Regulatory risks during M&A projects:
A comparison of European, UK and US frameworks
Nikolaos Dounis, Senior Internal Auditor, Cosmote Mobile Telecommunications S.A., Greece
Mergers and acquisitions represent a dynamic process of corporate culture and strategy. Empirical evidence indicates a high rate of failure of M&A's to create value for the shareholders of the firms. Many see merger activity as an expression of strong change forces. Through restructuring strategies, firms want to become more efficient and gain possible synergies and cost reductions. The role of antitrust regulation should not restrict these competitive forces. On the other hand, a regulatory framework is essential in order to gain consumer welfare and control possible competition violation and cartel creation.

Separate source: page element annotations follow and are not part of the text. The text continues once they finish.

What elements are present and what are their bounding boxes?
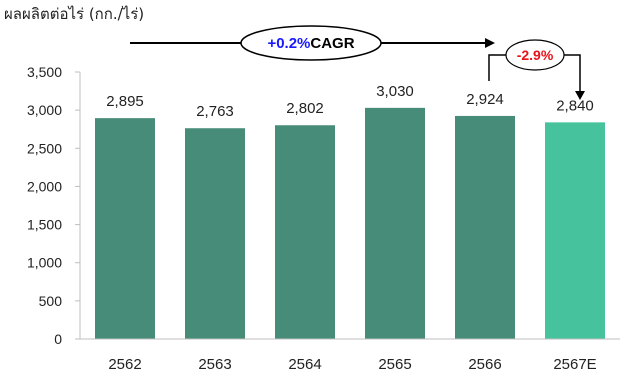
y-axis: 0 500 1,000 1,500 2,000 2,500 3,000 3,500: [27, 64, 81, 347]
x-tick-label-2565: 2565: [378, 356, 411, 373]
y-tick-label: 2,500: [27, 140, 62, 156]
x-tick-label-2563: 2563: [198, 356, 231, 373]
cagr-value: +0.2%: [267, 35, 310, 52]
cagr-annotation: +0.2%CAGR: [130, 25, 495, 61]
y-tick-label: 2,000: [27, 178, 62, 194]
x-axis: 2562 2563 2564 2565 2566 2567E: [80, 338, 620, 373]
data-label-2564: 2,802: [286, 100, 324, 117]
x-tick-label-2562: 2562: [108, 356, 141, 373]
data-label-2566: 2,924: [466, 91, 504, 108]
change-annotation: -2.9%: [488, 39, 585, 100]
y-tick-label: 3,000: [27, 102, 62, 118]
x-tick-label-2566: 2566: [468, 356, 501, 373]
change-arrow-head: [575, 91, 585, 100]
cagr-oval: [240, 25, 382, 61]
data-label-2562: 2,895: [106, 93, 144, 110]
data-label-2567E: 2,840: [556, 97, 594, 114]
y-tick-label: 1,500: [27, 217, 62, 233]
y-tick-label: 3,500: [27, 64, 62, 80]
x-tick-label-2567E: 2567E: [553, 356, 596, 373]
y-tick-label: 500: [39, 293, 63, 309]
bar-2563: [185, 128, 245, 339]
bar-2567E: [545, 122, 605, 339]
change-oval: [505, 39, 565, 71]
cagr-label: CAGR: [310, 35, 354, 52]
data-label-2565: 3,030: [376, 83, 414, 100]
bars: [95, 107, 605, 340]
bar-2565: [365, 107, 425, 340]
data-labels: 2,895 2,763 2,802 3,030 2,924 2,840: [106, 83, 594, 120]
change-value: -2.9%: [517, 47, 554, 63]
data-label-2563: 2,763: [196, 103, 234, 120]
x-tick-label-2564: 2564: [288, 356, 321, 373]
y-axis-title: ผลผลิตต่อไร่ (กก./ไร่): [4, 5, 145, 23]
bar-2566: [455, 115, 515, 339]
cagr-arrow-head: [485, 38, 495, 48]
y-tick-label: 0: [54, 331, 62, 347]
bar-2562: [95, 118, 155, 339]
cagr-text: +0.2%CAGR: [267, 35, 354, 52]
y-tick-label: 1,000: [27, 255, 62, 271]
bar-2564: [275, 125, 335, 339]
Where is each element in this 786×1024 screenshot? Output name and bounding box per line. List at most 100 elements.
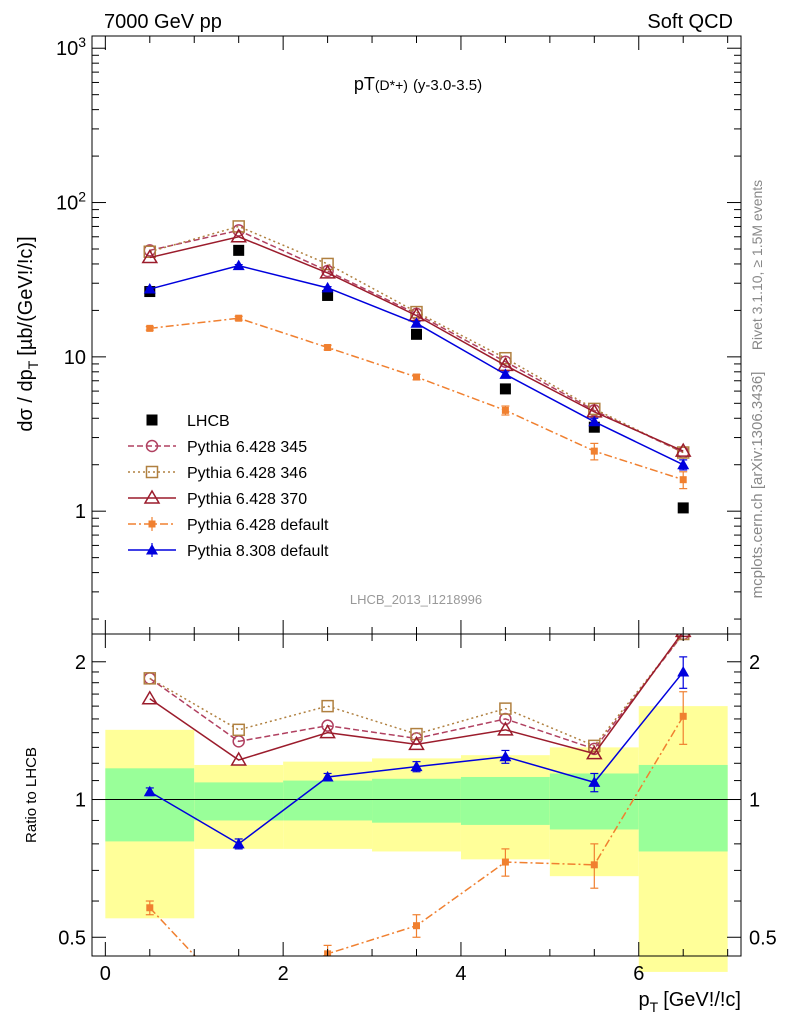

The antitrust laws protect competition as a means to promote efficiency and thereby enhance consumer welfare. They condemn mergers that will enable the merged firm to restrict output and raise prices, because such mergers reduce efficiency, making life easier for the merged firm and its rivals. In this paper, we will describe the institutional arrangements behind the regulatory frameworks in the United States, United Kingdom and the European Union, in order to present and compare regulations and laws in the countries that represent major M&A volume (in terms of deal value and size) and we will also provide the criteria and procedures for mergers and acquisitions in these areas.